Aids Care-psychological and Socio-medical Aspects of Aids\/hiv | 2018
Raquel de Vasconcellos Carvalhaes de Oliveira; Silvia Emiko Shimakura; Dayse Pereira Campos; Yara Hahr Marques Hökerberg; Flaviana Pavan Victoriano; Sayonara Rocha Ribeiro; Valdilea G. Veloso; Beatriz Grinsztejn; Marilia Sá Carvalho
ABSTRACT The use of highly active antiretroviral therapy has resulted in changes of comorbidity profile in people living with HIV (PLHIV), increasing non-AIDS-related events. The occurrence of cardiovascular events is greater in PLHIV, but the mechanism responsible for it is still controversial. This article aimed to investigate factors associated with the progression to cardiovascular events in PLHIV using HAART. A 15-years cohort study with 1135 PLHIV was conducted in Rio de Janeiro-Brazil. Clinical progression was stratified in five states: No comorbidities (s1), arterial hypertension (s2), lipid abnormalities (s3), hypertension and lipid abnormalities (s4) and major cardiovascular events (stroke, coronary artery disease, thrombosis or death) (s5).

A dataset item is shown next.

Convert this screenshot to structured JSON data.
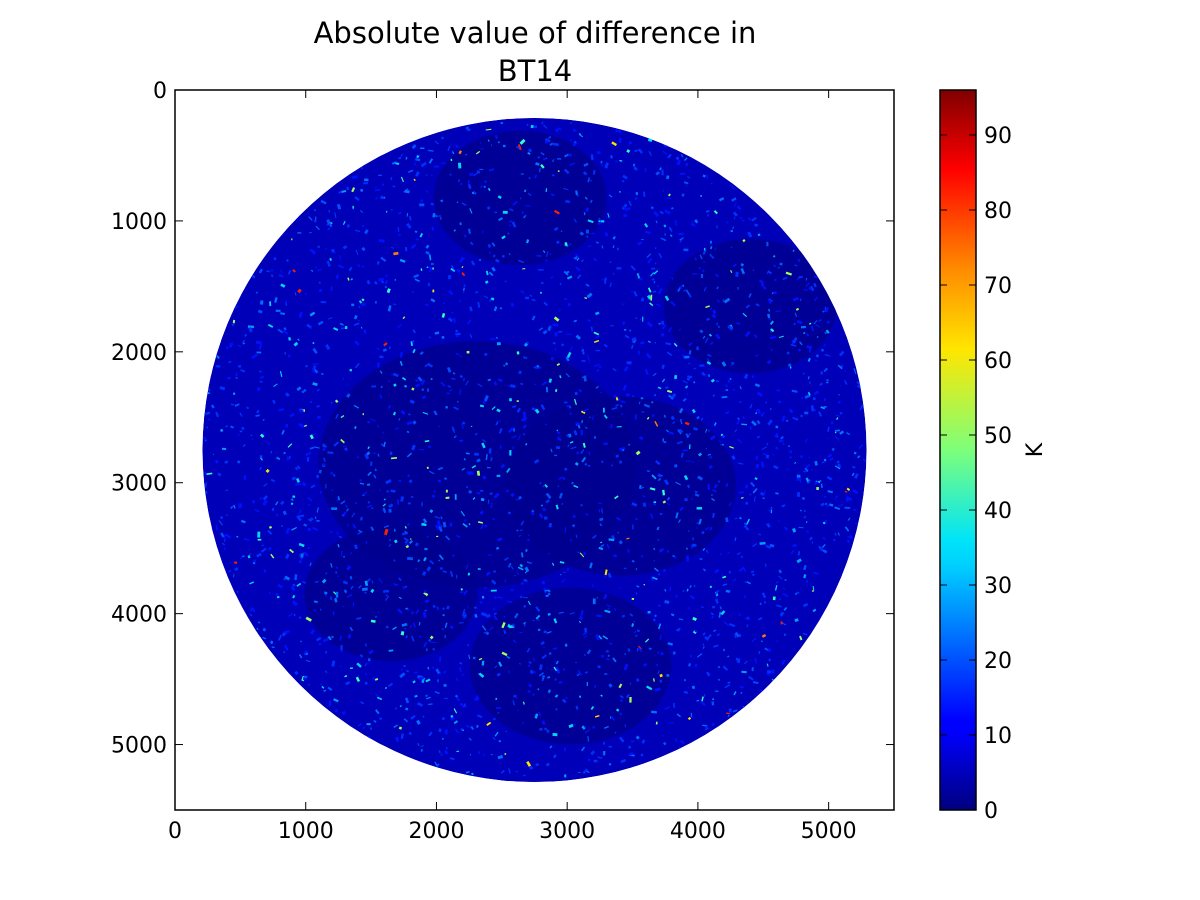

Semi-Markov models evaluated the effects of cardiovascular traditional factors, treatment and clinical covariates on transitions between these states. Hazard Ratios (HR) and 95% confidence intervals (CI) were provided. In addition to traditional factors (age, sex, educational level and skin color), the development of one comorbidity (lipid abnormalities or hypertension) increased in patients with low nadir CD4 (<50 cells/mm3), (HR = 1.59, CI 1.11–2.28 and 1.36, CI 1.11–1.66, respectively). The risk to experience a second comorbidity (s3→s4) increased 75% with low nadir CD4. Age was the only factor that increased the risk of major cardiovascular events once having lipid abnormalities with or without hypertension (s3,s4→s5). The prolonged use of certain antiretroviral drugs (abacavir, didanosine, ritonavir, lopinavir, amprenavir and fosamprenavir) increased the risk of direct transition (s1→s5) to major cardiovascular events (HR = 5.29, CI 1.16–24.05). This analysis suggests that prolonged use of certain antiretroviral drugs led directly to major cardiovascular events, while low nadir CD4 only affected the occurrence of lipid abnormalities and hypertension. Management strategies, including rational use of complex exams (such as, computed-tomography angiography), statins and antihypertensives, should be developed based on the distinct roles of antiretroviral use and of HIV infection itself on the progression to cardiovascular events.